One thing was becoming momentarily clear to him:
his being here was with Anne's permission--and she was willing to see
him; she had kept her promise. As for all the rest, he didn't care much.
And when he thought of the moment during which his mother had looked so
kindly into Anne's eyes, not recognizing her, he laughed aloud. Let Mrs.
King retreat from that position now if she wanted to. As for himself, he
was not at all sure that he cared a straw to have it thus so clearly
proved that Anne was what she had seemed to be. Had he not known it all
along? His heart sang with the thought that he had been ready to marry
her, no matter what her position in the world.
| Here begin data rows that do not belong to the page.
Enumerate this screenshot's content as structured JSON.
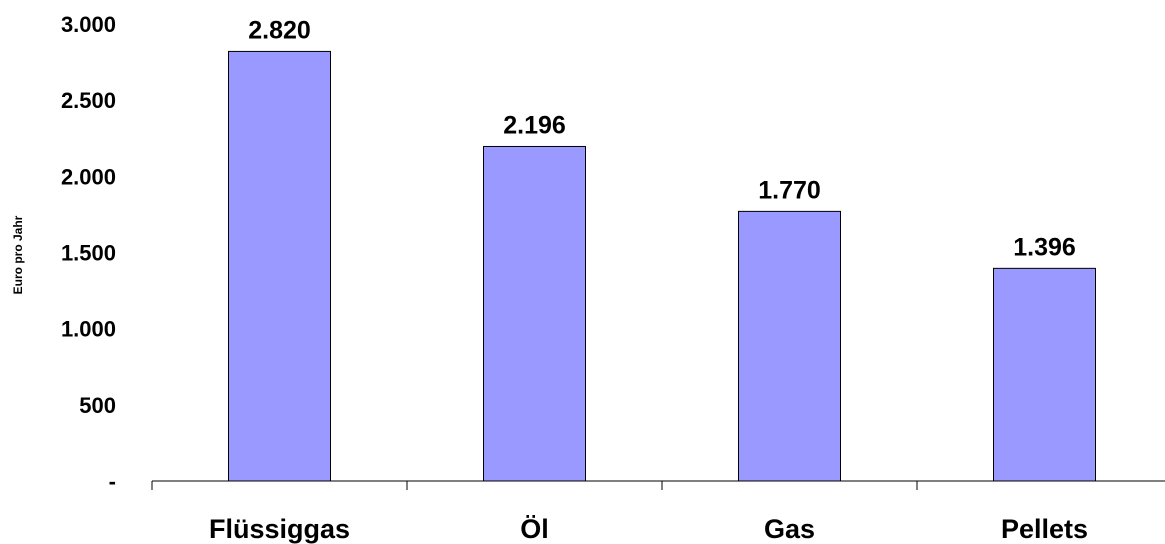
{
  "chart_data": {
    "type": "bar",
    "categories": [
      "Flüssiggas",
      "Öl",
      "Gas",
      "Pellets"
    ],
    "values": [
      2820,
      2196,
      1770,
      1396
    ],
    "data_labels": [
      "2.820",
      "2.196",
      "1.770",
      "1.396"
    ],
    "title": "",
    "xlabel": "",
    "ylabel": "Euro pro Jahr",
    "ylim": [
      0,
      3000
    ],
    "yticks": [
      0,
      500,
      1000,
      1500,
      2000,
      2500,
      3000
    ],
    "ytick_labels": [
      "-",
      "500",
      "1.000",
      "1.500",
      "2.000",
      "2.500",
      "3.000"
    ],
    "grid": false,
    "legend": "none",
    "colors": {
      "bar_fill": "#9999FF",
      "bar_stroke": "#000000",
      "axis": "#000000"
    }
  }
}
And now he wondered how many hours it would be before he should have his
chance to see her alone, if for but five minutes. Well, at least he
could look at her. And that, as he descended the stairs with the
others, he found well worth doing. Anne and Gardner Coolidge were
meeting them at the foot, and the young hostess had changed her white
outing garb for a most enchanting other white, which showed her round
arms through soft net and lace and made her yet a new type of girl in
King's thought of her.
She had a perfectly straightforward way of meeting his eyes, though her
own were bewildering even so, without any coquetry in her use of them.
She was not blushing and shy, she was self-possessed and radiant. King
could understand, as he looked at her now, how she had felt over that
affair of the tragedy suddenly precipitated into her life, and what
strength of character it must have taken to send her out from this
secluded and perfect home into a rough world, that she might find out
for herself "how such things could happen.